Monday, Nov. 29, 1948
To the Well Again
The railroaders and the striking longshoremen--who seemed near a settlement this week--were just about the last of the big unions still haggling over their 1948 wage boosts. The rest of labor seemed ready to go to the well again. Arriving in Portland, Ore. for the C.I.O. convention, the United Automobile Workers' President Walter Reuther lowered the first bucket.
Already assured of a 3-c--an-hour increase from his cost-of-living contract with General Motors, Walter Reuther made it plain that he would not be satisfied with any such driblets. Said he: "We're talking already about a fourth round. If you haven't heard about it already, you will hear about it next week. There's no question that the workers are due for another increase."
There was also little question but that a grateful Administration would look on labor's new demands with a kindly eye. Leaving the A.F.L. convention in Cincinnati, Labor Secretary Maurice Tobin reminded newsmen that wages of some 16 million workers were now trailing 9% behind the Bureau of Labor Statistics' figures on the cost of living. Labor, he implied, could count on his help to close the gap.
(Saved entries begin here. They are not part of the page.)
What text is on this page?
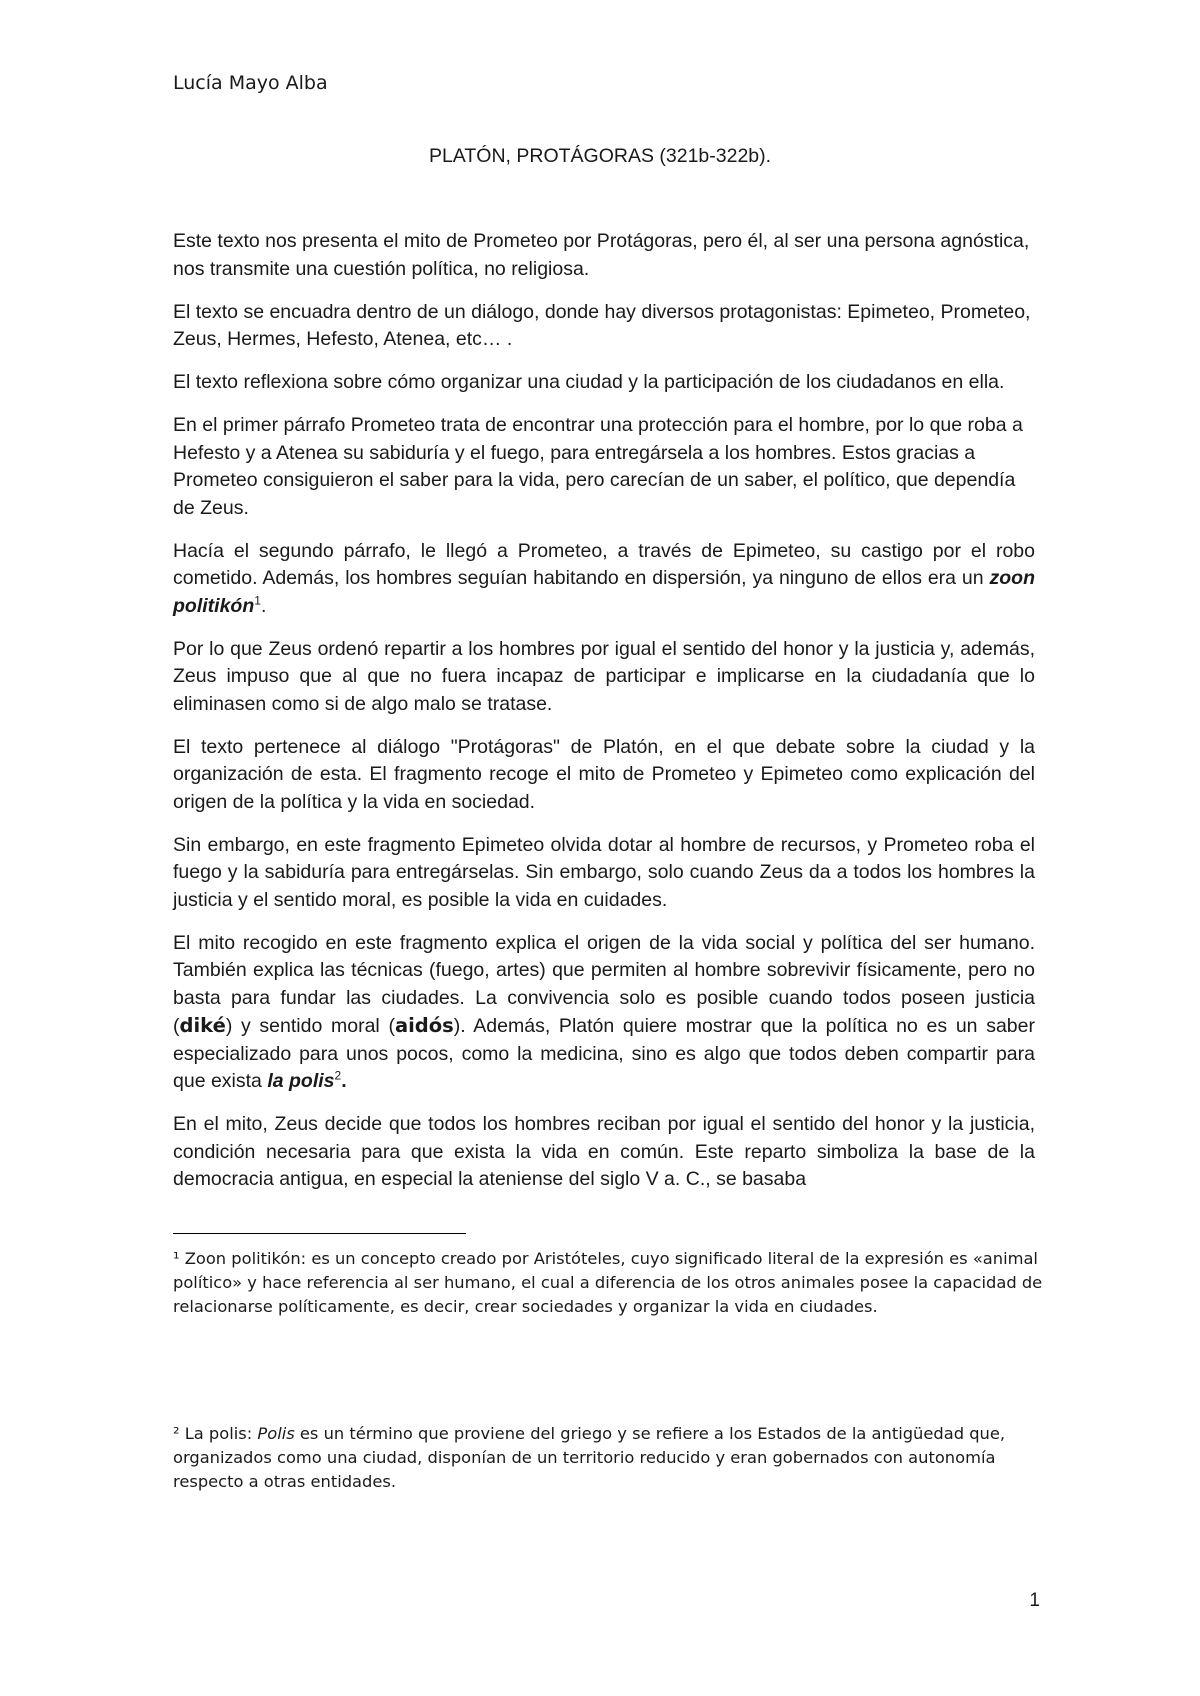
Lucía Mayo Alba
PLATÓN, PROTÁGORAS (321b-322b).

Este texto nos presenta el mito de Prometeo por Protágoras, pero él, al ser una persona agnóstica, nos transmite una cuestión política, no religiosa.

El texto se encuadra dentro de un diálogo, donde hay diversos protagonistas: Epimeteo, Prometeo, Zeus, Hermes, Hefesto, Atenea, etc… .

El texto reflexiona sobre cómo organizar una ciudad y la participación de los ciudadanos en ella.

En el primer párrafo Prometeo trata de encontrar una protección para el hombre, por lo que roba a Hefesto y a Atenea su sabiduría y el fuego, para entregársela a los hombres. Estos gracias a Prometeo consiguieron el saber para la vida, pero carecían de un saber, el político, que dependía de Zeus.

Hacía el segundo párrafo, le llegó a Prometeo, a través de Epimeteo, su castigo por el robo cometido. Además, los hombres seguían habitando en dispersión, ya ninguno de ellos era un zoon politikón$^1$.

Por lo que Zeus ordenó repartir a los hombres por igual el sentido del honor y la justicia y, además, Zeus impuso que al que no fuera incapaz de participar e implicarse en la ciudadanía que lo eliminasen como si de algo malo se tratase.

El texto pertenece al diálogo "Protágoras" de Platón, en el que debate sobre la ciudad y la organización de esta. El fragmento recoge el mito de Prometeo y Epimeteo como explicación del origen de la política y la vida en sociedad.

Sin embargo, en este fragmento Epimeteo olvida dotar al hombre de recursos, y Prometeo roba el fuego y la sabiduría para entregárselas. Sin embargo, solo cuando Zeus da a todos los hombres la justicia y el sentido moral, es posible la vida en cuidades.

El mito recogido en este fragmento explica el origen de la vida social y política del ser humano. También explica las técnicas (fuego, artes) que permiten al hombre sobrevivir físicamente, pero no basta para fundar las ciudades. La convivencia solo es posible cuando todos poseen justicia (diké) y sentido moral (aidós). Además, Platón quiere mostrar que la política no es un saber especializado para unos pocos, como la medicina, sino es algo que todos deben compartir para que exista la polis$^2$.

En el mito, Zeus decide que todos los hombres reciban por igual el sentido del honor y la justicia, condición necesaria para que exista la vida en común. Este reparto simboliza la base de la democracia antigua, en especial la ateniense del siglo V a. C., se basaba

¹ Zoon politikón: es un concepto creado por Aristóteles, cuyo significado literal de la expresión es «animal político» y hace referencia al ser humano, el cual a diferencia de los otros animales posee la capacidad de relacionarse políticamente, es decir, crear sociedades y organizar la vida en ciudades.
² La polis: Polis es un término que proviene del griego y se refiere a los Estados de la antigüedad que, organizados como una ciudad, disponían de un territorio reducido y eran gobernados con autonomía respecto a otras entidades.
1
How long it would stay closed was something else again. On an inspection tour of his Chester, Pa. assembly plant, Automaker Henry Ford II reluctantly agreed that "the new pay boost is probably inevitable. I don't think anything can prevent it."
But, warned Ford, prices would go up, too. "Prices, as we see them today, can't go anywhere but up. There is no place else for them to go. Prices are high--maybe too high--but we can't lower them without lowering wages and material costs. I wish we had a buyer's market today. We are living in a fool's paradise."